Diagnosed with type 2 diabetes herself three years ago, Ms. Syron is intimately familiar with the costs of living with the disease. The goal of Diabetes Canada is a world without diabetes, a world free of the devastating complications of diabetes, she says. “We feel a sense of urgency that we’d like all Canadians to feel. A hundred years later, diabetes is more prevalent, with devastating consequences, and is exponentially more costly to individuals and our society,” she says.

Diabetes is well known but not well understood, she says. Partly as a result of this knowledge gap, “it is a tragically successful disease – it is successful at shutting the body down, one part at a time. It is the leading cause of adult blindness, stealing sight over time. By slowly, silently damaging nerves and the circulatory system over time, it steals mobility – about 14 Canadians lose a limb due to diabetes every day.” Half of the kidney failures in Canada are due to diabetes; it is responsible for 40 per cent of heart attacks and 30 per cent of strokes. “When you die of diabetes, the cause of death may be recorded as heart attack or stroke or kidney failure, but diabetes had taken your life.” 

Still stalling progress is stigma, especially around type 2 diabetes, misunderstood by many to be a disorder suffered by people who “don’t take care of themselves.” 

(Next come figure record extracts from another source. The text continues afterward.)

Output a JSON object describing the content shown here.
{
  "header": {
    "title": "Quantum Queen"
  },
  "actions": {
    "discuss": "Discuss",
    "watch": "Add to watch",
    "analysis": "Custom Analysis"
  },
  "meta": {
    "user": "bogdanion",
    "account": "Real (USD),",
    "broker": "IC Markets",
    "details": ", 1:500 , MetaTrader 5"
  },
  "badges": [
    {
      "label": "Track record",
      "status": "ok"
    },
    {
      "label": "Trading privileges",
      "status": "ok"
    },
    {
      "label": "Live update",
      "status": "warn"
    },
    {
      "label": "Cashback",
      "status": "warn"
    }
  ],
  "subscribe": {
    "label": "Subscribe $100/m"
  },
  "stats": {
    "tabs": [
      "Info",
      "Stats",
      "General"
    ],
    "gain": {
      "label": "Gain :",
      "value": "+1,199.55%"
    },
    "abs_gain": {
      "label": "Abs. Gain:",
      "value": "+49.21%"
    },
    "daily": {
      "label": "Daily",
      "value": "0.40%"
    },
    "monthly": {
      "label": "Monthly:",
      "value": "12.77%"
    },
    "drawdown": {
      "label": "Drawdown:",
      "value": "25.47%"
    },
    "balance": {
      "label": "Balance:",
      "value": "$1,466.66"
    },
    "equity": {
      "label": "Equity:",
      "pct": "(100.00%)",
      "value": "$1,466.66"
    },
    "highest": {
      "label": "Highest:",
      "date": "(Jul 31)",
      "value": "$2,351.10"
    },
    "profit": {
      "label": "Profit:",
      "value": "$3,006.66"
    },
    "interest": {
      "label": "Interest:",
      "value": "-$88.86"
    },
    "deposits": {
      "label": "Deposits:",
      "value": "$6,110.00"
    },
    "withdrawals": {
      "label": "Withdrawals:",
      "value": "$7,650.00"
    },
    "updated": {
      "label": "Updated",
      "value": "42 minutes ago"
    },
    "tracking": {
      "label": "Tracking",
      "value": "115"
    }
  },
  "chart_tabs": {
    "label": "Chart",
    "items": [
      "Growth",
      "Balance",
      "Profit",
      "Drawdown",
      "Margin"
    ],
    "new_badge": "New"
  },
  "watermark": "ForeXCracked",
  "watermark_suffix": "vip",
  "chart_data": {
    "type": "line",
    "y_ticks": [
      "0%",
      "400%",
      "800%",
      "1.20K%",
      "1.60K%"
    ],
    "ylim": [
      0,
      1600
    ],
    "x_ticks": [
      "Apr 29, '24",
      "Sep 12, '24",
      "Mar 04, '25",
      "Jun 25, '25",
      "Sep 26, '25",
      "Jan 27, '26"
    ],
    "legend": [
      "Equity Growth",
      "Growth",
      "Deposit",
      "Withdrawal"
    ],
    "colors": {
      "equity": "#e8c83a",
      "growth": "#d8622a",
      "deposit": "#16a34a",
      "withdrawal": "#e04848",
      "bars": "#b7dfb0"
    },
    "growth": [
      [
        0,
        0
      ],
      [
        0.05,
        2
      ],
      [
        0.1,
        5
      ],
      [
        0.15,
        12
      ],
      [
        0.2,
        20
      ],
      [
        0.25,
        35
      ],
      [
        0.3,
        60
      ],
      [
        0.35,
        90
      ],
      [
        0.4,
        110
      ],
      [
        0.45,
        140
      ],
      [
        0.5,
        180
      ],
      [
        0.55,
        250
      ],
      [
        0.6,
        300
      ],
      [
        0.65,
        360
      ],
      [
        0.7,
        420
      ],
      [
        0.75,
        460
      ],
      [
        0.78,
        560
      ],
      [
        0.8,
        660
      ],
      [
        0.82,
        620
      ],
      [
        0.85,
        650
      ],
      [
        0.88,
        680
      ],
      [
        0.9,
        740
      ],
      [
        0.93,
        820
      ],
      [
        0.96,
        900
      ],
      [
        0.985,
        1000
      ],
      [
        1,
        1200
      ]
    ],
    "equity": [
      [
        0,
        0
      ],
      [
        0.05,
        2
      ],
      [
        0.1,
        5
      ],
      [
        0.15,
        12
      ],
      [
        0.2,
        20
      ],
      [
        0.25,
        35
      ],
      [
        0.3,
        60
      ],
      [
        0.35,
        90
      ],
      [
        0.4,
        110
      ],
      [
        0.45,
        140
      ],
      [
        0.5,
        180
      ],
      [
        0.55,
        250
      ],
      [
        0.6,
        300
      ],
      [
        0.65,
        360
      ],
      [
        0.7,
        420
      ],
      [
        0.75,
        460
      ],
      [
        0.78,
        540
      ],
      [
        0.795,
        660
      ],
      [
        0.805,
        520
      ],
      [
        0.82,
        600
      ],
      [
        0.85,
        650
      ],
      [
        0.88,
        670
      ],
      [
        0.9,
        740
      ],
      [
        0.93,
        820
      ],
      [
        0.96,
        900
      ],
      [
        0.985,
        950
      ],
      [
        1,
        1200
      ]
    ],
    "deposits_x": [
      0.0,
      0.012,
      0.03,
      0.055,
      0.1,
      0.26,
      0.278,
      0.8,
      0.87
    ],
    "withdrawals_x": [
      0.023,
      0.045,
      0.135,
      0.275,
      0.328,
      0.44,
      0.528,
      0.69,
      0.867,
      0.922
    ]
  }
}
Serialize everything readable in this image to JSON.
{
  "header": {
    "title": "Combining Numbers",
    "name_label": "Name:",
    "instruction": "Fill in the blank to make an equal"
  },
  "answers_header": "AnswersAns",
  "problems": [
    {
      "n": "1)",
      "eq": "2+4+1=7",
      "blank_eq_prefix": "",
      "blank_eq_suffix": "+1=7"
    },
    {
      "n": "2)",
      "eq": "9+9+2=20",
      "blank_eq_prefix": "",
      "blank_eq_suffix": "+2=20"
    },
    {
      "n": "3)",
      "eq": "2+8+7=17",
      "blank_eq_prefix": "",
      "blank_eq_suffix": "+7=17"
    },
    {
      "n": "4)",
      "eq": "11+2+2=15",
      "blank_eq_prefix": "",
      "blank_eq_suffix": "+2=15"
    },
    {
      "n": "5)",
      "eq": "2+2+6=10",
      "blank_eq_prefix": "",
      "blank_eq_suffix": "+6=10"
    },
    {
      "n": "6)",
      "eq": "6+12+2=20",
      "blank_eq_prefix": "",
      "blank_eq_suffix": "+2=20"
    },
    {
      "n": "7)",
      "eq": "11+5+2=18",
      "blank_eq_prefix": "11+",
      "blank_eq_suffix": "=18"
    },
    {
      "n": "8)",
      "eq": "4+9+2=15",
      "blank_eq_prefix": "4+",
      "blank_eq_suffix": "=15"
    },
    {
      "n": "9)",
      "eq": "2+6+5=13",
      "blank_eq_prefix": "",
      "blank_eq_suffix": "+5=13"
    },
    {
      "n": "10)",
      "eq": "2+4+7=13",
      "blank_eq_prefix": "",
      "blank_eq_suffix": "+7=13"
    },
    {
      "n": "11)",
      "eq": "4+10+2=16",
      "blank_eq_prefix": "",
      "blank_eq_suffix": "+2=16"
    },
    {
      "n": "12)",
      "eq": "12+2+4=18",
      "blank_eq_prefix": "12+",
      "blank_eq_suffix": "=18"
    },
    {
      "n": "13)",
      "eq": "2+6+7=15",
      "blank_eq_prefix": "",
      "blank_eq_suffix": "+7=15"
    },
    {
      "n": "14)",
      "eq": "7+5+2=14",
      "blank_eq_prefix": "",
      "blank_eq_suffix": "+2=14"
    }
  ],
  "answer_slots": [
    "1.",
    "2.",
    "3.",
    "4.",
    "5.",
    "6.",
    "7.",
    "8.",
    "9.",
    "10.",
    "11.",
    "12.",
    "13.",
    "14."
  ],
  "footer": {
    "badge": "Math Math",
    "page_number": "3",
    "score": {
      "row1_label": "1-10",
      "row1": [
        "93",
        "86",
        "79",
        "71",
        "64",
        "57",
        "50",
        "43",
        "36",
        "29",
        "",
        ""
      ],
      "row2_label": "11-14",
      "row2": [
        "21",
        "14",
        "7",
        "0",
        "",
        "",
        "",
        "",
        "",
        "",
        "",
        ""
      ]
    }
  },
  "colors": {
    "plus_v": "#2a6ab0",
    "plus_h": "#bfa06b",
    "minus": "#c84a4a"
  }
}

“When I was diagnosed, it took me a long time to tell my friends and family because I felt like I had failed at something – I had gained too much weight, I hadn’t exercised enough, I’d eaten the wrong things,” explains Ms. Syron. “That somehow it was my fault. Today, as I talk to more people and reveal that I have it, so many people I know have kind of put up their hand and said, ‘Me too!’”

Because of this stigma – which exists despite the fact that many risk factors beyond behavioural choices determine who gets the disease – most of us are in the dark about how prevalent the disease is in our own communities, she adds.

While researchers continue to search for a cure, awareness and education are critical, says Ms. Syron. Even as a multi-billion-dollar diet industry shames people into quick-fix weight loss and fitness regimens, only scientifically based, sustainable lifestyle changes will enable people with diabetes to effectively manage their disease. “In our support programs and on the Diabetes Canada website, we focus on what has been proven to work. If you get the diagnosis of pre-diabetes or diabetes, there are lots of science-based support mechanisms available. There are lots of things you can do, and you never have to do it alone.”